Democrats have resisted every effort to cut and trim state employees’ hefty salaries, their costly medical costs and retirement benefits. But they are after everyone else's moneys, including raising taxes.

Schwarzenegger: “protecting the special interests who benefit from our dysfunctional system was more important to them than solving our deficit, it steps on the TURF of the people they want to protect.” i.e. money and votes?With the state being plagued by dwindling real estate values, large business closures, faced with 34% drop in personal tax revenues, and laced with higher unemployment, it’s just asinine to be keeping these high paid state employees, and with their beyond to affordable benefits for any much longer.”

Sources: Special Budget Crisis Edition of California Journal of Politics and Policy

The State Worker: California state employees have a pampered image
State workers,
• State workers make more than the "boss." California state employees' average base pay in 2008 was $63,815, according to a Bee analysis of state wage data that excluded the university systems. The median, the point at which half earn more and half earn less, was $66,006.

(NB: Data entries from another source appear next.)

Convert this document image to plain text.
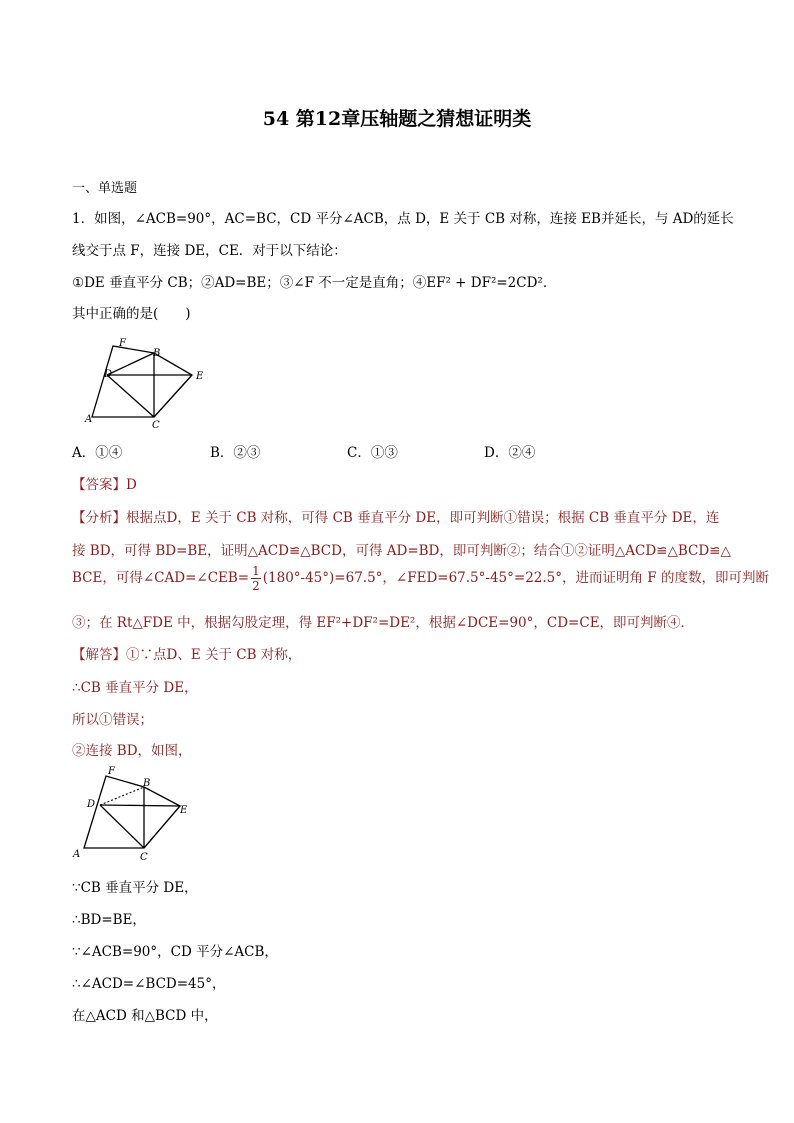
54 第12章压轴题之猜想证明类
一、单选题
1．如图，∠ACB=90°，AC=BC，CD 平分∠ACB，点 D，E 关于 CB 对称，连接 EB并延长，与 AD的延长
线交于点 F，连接 DE，CE．对于以下结论：
①DE 垂直平分 CB；②AD=BE；③∠F 不一定是直角；④EF² + DF²=2CD²．
其中正确的是(　　)
F
B
D	E
A
C
A．①④	B．②③	C．①③	D．②④
【答案】D
【分析】根据点D，E 关于 CB 对称，可得 CB 垂直平分 DE，即可判断①错误；根据 CB 垂直平分 DE，连
接 BD，可得 BD=BE，证明△ACD≌△BCD，可得 AD=BD，即可判断②；结合①②证明△ACD≌△BCD≌△
BCE，可得∠CAD=∠CEB= $\frac{1}{2} (180^\circ-45^\circ)=67.5^\circ$，∠FED=67.5°-45°=22.5°，进而证明角 F 的度数，即可判断
③；在 Rt△FDE 中，根据勾股定理，得 EF²+DF²=DE²，根据∠DCE=90°，CD=CE，即可判断④．
【解答】①∵点D、E 关于 CB 对称，
∴CB 垂直平分 DE，
所以①错误；
②连接 BD，如图，
F
B
D
E
A	C
∵CB 垂直平分 DE，
∴BD=BE，
∵∠ACB=90°，CD 平分∠ACB，
∴∠ACD=∠BCD=45°，
在△ACD 和△BCD 中，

Meanwhile, federal statistics show that the average wage among all Californians last year was $48,090 and the median was $36,441.

• State workers are in an economic cocoon. Businesses are shedding workers, cutting pay and shutting down. California's unemployment rate from January through March of this year went from 10.1 percent to 11.2 percent.

State government grew by 1,362 full-time jobs during that same period, according to state payroll data. And this while Gov. Arnold Schwarzenegger issued 20,000 layoff warnings and ordered a virtual hiring freeze. Another sign that...

• State workers are pampered. Example: For years, working holidays for the state earned what amounted to double time-and-a-half: Overtime pay for working the day, plus another day off with pay.

Schwarzenegger and the Legislature changed those workplace rules and others during the last budget crisis. Although the new policies are in line with federal standards, the unions are fighting to keep the old ones.

• Retiree benefits. State workers have $48 billion coming to them in the future, money that the state doesn't have. The government has been making minimum payments, when it should be setting aside extra.

And the state's retirement plan uses a formula based on pay and service time – not the value of, say, stock investments – to set payments. Some folks say that the deal is an example of how.

• State worker unions have too much power.
Another measure is money. The California Correctional Peace Officers Association, for example, spent about $4 million on state political campaigns last year, according to state records. Service Employees International Union Local 1000, representing about 95,000 state workers, paid out $3.4 million.

1 comments:

askcherlock said...

I must agree with you about unions, particularly the unions of state employees. Those at the union helm often "get in bed with management" before a contract has been signed anyway. They go on to bigger and better careers and the union members don't realize, nor care, as long as most of their unseemly demands shave been met. Unions are antiquated, given all the laws regarding equal opportunity, child labor, etc. Unions throughout the country have created their own demise and many of us will pay for their errant ways.